I am no freeware/shareware/'open' software provider who keeps afloat with his ingenious ways of earning money for software downloaded free (by the way, how do they survive?). But, if it is our intention to promote certain socially informative and useful content, the Government, as the representative of the people, could set aside a fund and apply it to subsidize socially productive content (rather than implicitly subsidize all content indiscriminately as is perhaps the case today)? With a 'content-based' subsidy we could 'code' internet pages with 'byte credits' for socially beneficial content and 'byte penalties' for 'other content', that the ISP processes in a straightforward way. If every pop-up ad that you 'accept' on your monitor (and 'acknowledge' by returning a 'cookie' back) earns you 'byte credits' on your ISP bill, so would socially beneficial web content - whether RTI forms, health and hygiene information, policy documents or school/library material (with a limit on a monthly basis to exclude misuse). In fact, we could boost public governance by even soliciting surveys broadly from the public concerning national issues on a regular basis.

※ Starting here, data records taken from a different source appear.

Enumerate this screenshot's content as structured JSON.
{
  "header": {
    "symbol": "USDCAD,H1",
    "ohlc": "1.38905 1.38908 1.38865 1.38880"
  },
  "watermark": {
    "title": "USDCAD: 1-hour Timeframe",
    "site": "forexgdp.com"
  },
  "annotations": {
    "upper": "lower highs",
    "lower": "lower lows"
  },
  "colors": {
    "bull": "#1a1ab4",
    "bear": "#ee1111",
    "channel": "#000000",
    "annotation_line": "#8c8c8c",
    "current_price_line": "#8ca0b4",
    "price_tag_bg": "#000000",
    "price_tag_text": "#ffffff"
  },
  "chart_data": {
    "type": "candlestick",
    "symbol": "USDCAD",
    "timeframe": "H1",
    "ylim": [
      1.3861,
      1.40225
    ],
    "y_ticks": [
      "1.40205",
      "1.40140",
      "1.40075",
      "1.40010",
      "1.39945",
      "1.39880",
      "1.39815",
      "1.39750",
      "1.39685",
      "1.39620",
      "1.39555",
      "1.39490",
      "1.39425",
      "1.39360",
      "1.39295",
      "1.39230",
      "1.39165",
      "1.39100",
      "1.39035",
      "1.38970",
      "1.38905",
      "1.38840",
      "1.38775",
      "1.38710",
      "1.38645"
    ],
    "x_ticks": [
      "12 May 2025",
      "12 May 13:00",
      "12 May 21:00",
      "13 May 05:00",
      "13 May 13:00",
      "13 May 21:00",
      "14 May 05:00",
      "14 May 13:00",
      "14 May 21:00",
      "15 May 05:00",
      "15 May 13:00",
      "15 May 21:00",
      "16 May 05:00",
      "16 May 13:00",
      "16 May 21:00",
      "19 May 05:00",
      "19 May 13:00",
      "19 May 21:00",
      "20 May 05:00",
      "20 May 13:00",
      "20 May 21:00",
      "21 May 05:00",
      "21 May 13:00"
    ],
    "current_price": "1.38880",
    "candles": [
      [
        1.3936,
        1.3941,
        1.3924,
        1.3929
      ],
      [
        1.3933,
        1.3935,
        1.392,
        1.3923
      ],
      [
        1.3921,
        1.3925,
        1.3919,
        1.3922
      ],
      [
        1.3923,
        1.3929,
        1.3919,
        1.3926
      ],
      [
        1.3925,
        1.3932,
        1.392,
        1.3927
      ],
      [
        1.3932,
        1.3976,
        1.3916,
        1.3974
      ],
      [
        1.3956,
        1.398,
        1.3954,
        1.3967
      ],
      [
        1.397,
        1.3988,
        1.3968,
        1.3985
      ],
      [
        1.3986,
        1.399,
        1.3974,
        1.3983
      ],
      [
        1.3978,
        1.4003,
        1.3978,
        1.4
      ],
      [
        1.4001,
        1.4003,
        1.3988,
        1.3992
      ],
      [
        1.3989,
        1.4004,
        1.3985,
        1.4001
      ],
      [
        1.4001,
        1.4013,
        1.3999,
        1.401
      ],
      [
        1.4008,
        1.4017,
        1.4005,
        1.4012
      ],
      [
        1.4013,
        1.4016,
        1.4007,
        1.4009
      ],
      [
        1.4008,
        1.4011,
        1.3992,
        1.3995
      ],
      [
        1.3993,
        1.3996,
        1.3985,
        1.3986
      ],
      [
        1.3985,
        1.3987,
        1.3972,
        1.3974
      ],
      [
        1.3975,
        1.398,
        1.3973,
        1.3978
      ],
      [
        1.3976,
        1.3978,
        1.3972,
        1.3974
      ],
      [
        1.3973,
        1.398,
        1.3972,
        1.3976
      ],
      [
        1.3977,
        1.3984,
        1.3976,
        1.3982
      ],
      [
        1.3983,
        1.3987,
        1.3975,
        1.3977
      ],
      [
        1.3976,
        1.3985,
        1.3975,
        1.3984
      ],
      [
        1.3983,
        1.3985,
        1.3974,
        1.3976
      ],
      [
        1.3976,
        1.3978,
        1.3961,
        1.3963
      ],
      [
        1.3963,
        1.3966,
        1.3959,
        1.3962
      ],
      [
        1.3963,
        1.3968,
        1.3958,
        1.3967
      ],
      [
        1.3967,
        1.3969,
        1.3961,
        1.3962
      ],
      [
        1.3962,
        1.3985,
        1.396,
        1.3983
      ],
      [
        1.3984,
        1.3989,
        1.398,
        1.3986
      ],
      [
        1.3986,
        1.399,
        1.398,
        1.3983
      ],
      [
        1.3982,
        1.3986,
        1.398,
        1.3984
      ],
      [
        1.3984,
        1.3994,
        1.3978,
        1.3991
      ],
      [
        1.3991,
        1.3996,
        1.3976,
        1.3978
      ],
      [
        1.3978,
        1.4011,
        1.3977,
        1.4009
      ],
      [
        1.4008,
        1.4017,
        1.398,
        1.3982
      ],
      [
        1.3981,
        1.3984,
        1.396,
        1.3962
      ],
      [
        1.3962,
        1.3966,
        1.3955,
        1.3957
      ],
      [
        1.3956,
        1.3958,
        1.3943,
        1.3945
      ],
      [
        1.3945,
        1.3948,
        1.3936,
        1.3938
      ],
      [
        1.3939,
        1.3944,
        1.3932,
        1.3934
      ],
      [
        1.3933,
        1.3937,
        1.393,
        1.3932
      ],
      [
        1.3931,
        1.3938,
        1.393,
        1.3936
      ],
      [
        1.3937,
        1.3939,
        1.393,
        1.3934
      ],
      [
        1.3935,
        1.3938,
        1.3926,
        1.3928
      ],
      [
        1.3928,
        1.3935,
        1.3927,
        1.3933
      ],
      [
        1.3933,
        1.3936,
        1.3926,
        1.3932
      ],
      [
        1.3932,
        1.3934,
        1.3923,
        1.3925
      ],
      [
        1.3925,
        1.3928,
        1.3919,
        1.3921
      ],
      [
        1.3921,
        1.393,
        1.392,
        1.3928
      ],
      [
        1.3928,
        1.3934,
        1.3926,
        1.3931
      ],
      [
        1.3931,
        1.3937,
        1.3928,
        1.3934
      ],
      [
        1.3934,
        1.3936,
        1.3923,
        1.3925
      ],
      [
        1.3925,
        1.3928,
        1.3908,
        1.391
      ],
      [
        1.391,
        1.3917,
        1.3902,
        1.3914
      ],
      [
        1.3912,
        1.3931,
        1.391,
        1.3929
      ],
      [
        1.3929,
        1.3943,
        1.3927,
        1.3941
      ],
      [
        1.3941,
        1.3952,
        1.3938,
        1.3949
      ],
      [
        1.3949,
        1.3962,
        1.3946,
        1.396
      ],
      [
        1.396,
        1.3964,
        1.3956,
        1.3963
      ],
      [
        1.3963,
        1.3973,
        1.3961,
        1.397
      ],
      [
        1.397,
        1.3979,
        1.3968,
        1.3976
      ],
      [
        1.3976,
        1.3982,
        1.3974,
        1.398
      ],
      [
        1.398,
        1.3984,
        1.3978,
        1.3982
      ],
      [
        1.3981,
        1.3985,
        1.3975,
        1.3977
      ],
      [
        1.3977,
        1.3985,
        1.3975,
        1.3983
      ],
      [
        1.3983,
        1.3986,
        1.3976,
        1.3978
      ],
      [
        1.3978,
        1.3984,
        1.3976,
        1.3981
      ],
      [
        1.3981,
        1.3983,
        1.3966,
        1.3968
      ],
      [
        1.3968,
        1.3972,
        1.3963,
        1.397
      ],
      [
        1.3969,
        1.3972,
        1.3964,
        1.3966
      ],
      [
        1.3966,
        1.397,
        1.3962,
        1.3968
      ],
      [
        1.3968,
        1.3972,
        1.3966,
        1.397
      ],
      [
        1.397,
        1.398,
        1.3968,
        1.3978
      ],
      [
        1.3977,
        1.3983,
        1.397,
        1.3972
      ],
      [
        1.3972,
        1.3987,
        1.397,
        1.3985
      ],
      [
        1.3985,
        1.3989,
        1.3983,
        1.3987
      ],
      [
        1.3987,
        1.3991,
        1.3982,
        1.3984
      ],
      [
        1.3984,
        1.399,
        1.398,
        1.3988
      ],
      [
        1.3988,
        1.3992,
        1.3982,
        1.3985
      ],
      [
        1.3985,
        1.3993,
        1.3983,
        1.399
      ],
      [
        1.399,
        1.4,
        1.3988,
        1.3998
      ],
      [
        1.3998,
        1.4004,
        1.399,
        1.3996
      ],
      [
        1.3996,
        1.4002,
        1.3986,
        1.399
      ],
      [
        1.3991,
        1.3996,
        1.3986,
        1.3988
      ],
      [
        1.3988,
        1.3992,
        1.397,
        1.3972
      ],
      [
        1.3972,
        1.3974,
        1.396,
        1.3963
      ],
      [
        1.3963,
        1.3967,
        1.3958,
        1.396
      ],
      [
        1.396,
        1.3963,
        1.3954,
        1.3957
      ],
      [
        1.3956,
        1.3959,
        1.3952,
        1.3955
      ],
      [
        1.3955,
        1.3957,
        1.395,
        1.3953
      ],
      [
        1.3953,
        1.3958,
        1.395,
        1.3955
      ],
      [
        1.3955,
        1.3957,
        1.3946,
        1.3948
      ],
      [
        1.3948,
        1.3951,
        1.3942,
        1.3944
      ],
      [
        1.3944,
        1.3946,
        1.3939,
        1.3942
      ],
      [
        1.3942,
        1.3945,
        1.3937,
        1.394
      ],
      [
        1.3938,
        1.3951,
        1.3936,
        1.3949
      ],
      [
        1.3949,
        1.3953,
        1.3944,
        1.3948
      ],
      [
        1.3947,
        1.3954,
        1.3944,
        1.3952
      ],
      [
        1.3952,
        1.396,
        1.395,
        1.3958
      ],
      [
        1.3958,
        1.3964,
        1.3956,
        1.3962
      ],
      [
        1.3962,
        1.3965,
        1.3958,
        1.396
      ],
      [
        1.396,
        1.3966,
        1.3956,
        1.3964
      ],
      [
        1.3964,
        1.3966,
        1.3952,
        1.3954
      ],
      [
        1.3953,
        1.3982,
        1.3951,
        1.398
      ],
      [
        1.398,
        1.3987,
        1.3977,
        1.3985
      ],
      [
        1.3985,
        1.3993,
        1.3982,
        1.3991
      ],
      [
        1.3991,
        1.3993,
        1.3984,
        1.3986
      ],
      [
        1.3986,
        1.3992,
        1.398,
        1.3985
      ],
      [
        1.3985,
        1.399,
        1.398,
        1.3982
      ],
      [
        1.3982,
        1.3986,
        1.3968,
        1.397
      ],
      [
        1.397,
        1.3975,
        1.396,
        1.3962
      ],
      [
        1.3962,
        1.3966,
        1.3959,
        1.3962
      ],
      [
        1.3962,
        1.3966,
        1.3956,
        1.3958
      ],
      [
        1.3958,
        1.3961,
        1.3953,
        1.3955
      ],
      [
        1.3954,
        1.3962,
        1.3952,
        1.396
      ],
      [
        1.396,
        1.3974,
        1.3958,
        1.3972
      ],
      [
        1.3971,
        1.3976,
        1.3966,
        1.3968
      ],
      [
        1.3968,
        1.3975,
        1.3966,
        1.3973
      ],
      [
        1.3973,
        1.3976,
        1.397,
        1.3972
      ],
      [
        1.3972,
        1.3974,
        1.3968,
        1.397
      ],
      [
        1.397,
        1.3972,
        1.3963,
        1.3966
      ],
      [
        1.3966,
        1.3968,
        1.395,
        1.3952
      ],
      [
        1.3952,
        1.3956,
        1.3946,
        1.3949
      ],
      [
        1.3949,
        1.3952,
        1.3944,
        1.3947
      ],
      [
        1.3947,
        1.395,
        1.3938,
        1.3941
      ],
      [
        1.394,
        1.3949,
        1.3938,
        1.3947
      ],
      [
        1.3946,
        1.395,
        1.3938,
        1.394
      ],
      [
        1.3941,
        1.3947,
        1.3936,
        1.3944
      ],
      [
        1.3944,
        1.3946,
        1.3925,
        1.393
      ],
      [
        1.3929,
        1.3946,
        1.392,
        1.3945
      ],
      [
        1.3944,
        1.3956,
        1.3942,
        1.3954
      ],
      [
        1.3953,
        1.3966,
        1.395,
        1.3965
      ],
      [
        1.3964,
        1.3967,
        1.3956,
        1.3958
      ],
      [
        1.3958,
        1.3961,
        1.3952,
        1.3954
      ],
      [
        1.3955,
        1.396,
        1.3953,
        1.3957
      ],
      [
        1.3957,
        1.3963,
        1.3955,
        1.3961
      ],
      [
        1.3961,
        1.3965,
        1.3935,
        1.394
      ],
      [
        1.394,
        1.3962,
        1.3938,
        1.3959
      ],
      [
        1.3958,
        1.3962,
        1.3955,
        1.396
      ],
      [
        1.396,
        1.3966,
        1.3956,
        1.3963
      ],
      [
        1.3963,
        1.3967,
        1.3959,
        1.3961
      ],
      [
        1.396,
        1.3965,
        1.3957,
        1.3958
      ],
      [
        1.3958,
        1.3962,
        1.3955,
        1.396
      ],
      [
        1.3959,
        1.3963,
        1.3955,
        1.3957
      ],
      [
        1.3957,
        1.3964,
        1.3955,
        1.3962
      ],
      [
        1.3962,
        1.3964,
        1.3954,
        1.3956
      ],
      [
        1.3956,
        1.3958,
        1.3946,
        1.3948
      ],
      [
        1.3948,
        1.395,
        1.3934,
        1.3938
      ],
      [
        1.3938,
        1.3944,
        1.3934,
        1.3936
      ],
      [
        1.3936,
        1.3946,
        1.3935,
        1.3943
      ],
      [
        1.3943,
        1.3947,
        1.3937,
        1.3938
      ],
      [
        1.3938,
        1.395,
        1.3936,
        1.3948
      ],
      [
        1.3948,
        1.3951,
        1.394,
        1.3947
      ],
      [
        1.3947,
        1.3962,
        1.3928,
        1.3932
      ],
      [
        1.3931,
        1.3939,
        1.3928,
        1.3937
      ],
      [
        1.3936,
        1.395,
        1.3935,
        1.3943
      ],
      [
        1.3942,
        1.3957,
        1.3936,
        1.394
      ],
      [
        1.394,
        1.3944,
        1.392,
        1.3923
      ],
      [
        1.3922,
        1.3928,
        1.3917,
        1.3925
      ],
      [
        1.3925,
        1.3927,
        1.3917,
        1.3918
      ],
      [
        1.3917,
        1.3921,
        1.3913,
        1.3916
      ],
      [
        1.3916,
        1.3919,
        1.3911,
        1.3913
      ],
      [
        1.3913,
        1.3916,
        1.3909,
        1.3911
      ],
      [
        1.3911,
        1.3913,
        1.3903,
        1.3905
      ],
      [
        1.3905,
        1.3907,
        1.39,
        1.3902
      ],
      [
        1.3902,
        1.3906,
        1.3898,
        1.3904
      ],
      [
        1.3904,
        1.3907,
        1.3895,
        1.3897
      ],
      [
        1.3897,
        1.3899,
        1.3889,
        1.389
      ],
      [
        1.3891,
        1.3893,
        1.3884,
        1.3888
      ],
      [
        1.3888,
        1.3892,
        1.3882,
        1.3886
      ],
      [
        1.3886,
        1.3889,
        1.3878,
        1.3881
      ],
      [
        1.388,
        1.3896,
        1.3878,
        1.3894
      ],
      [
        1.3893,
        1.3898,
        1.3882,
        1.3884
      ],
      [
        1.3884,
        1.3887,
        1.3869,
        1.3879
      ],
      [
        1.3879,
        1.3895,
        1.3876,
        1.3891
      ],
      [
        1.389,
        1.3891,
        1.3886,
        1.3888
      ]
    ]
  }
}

Sure, it is not as easy as I claim it is. The byte credits would, akin to the prices of goods and services, vary with content and time, and the reputation of the content supplier/host. Certain sites that claim to update information regularly would, justifiably, claim a higher 'byte rate' than those others who follow a 'post and forget' policy. In the case of surveys, 'byte credits' could be coded to vary with the number of pages/questions, and the time spent on it. Over time, the system of 'byte credits' and 'byte penalties' would spawn both the supply of and demand for socially useful content. Search engines would sort search results by various criteria including 'byte credits/penalties', and surfers could use the criterion to selectively choose and view content. True, merely downloading a web page or document in itself does little to add to intelligence or social equity, but it is a start nonetheless**. And, parents who almost risk a stroke on looking up the broadband bill will heave a sigh of relief if their children learn a thing or two under this 'intelligent web world' (IWW).
Now that would be something to look forward to. Right?
** To dissuade downloading large documents merely for credits, and to ensure the document is read in its entirety, large downloads may be split in many parts and credit only offered with the last part contingent on the downloading of all preceding parts.